Nem penso em trabalhar com direção de arte, mas o conhecimento nessa área mudou minha concepção sobre cinema. Assim como o montador, ao decidir os tempos das tomadas, o diretor de arte, no momento em que define ambientes, relações entre espaços e cada objeto que estará em cena, tornou-se para mim também um dos “donos” do filme. E passei a ir ao cinema cuidando coisas diferentes, como distribuição de espaços, texturas predominantes e objetos com significado especial para a história.
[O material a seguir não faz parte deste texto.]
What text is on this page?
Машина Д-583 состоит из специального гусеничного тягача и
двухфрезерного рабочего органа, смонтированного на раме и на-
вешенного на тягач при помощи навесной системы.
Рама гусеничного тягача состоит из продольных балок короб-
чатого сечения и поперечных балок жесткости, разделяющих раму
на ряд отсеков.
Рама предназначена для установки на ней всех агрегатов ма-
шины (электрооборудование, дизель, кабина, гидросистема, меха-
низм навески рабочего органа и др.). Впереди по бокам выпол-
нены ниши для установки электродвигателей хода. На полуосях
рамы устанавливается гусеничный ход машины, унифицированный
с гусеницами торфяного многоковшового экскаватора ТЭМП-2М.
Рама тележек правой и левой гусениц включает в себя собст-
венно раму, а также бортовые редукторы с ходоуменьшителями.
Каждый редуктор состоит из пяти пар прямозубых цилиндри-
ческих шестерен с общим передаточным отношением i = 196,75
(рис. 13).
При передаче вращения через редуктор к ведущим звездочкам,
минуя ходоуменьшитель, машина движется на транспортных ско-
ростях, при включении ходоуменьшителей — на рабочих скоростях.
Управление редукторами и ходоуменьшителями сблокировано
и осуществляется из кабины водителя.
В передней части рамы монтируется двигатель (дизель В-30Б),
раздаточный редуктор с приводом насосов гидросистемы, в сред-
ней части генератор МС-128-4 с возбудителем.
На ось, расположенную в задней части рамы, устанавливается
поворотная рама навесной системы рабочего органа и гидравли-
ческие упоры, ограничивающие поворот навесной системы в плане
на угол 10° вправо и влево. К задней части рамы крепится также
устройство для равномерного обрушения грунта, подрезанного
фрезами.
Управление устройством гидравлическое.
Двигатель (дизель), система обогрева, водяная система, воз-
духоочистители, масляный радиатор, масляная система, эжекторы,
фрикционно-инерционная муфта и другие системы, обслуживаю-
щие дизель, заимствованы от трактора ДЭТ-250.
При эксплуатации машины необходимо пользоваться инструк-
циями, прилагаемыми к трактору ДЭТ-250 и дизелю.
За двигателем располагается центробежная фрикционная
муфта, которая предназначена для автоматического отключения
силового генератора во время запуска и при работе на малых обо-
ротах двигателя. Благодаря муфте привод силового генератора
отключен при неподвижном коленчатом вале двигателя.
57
Quanto mais sei sobre cinema, maior o abismo entre os enlatados norte-americanos e os filmes ditos “de arte”. Alguns diretores podem ser generosos com o público, como Woody Allen ao explicar a metáfora (genial, diga-se de passagem) da bola de tênis em “Match point”. Mas não obrigatoriamente, e então podemos ver o filme sem entender o que representa, por exemplo, a casa em “Delicatessen” (dos franceses Marc Caro e Jean-Pierre Jeunet) ou o relógio do capitão em “O labirinto do fauno” (do mexicano Guillermo del Toro).


Mas este meu segundo passo no mundo do cinema também teve efeitos práticos. Confirmou a volatilidade de grupos e projetos no universo cinematográfico. Se pouquíssimos sobraram do grupo de estudos inicial, em março, que parecia reunir sozinho todas as funções básicas de um curta, também havia no final do ano outras pessoas, com sangue novo e boas idéias. Recuperei a vontade de escrever e filmar (alô, Paula! Vamos fazer um filme?). E percebi que, embora esteja me naturalizando nesse país chamado cinema, ainda me sinto um estrangeiro – aviso para que eu dê novos passos e siga caminhando por ele.

2.1.09

Passagens

Os segundos não mais se continham na coluna do tempo e o ano velho se fez novo. Da mesma forma, as palavras transbordavam após outro longo silêncio, pedindo que o papel as retivesse, antes que eu as perdesse por esquecimento.

De todas as passagens do ano que findou, algumas ainda marcam a memória, que, aceitando gentilmente o convite que lhe fiz, trouxe a matéria para os próximos textos. Peço desculpas pela antigüidade dos temas – é que considerei ainda relevantes na minha história, pontuando os meses de 2008.


E rogo ao leitor, não me peça por enquanto as regras desse “acordo ortográfico” (sic), tão necessário à nossa cultura quanto um coquetel de aniversário da ABL. Isso nem me passou pela idéia.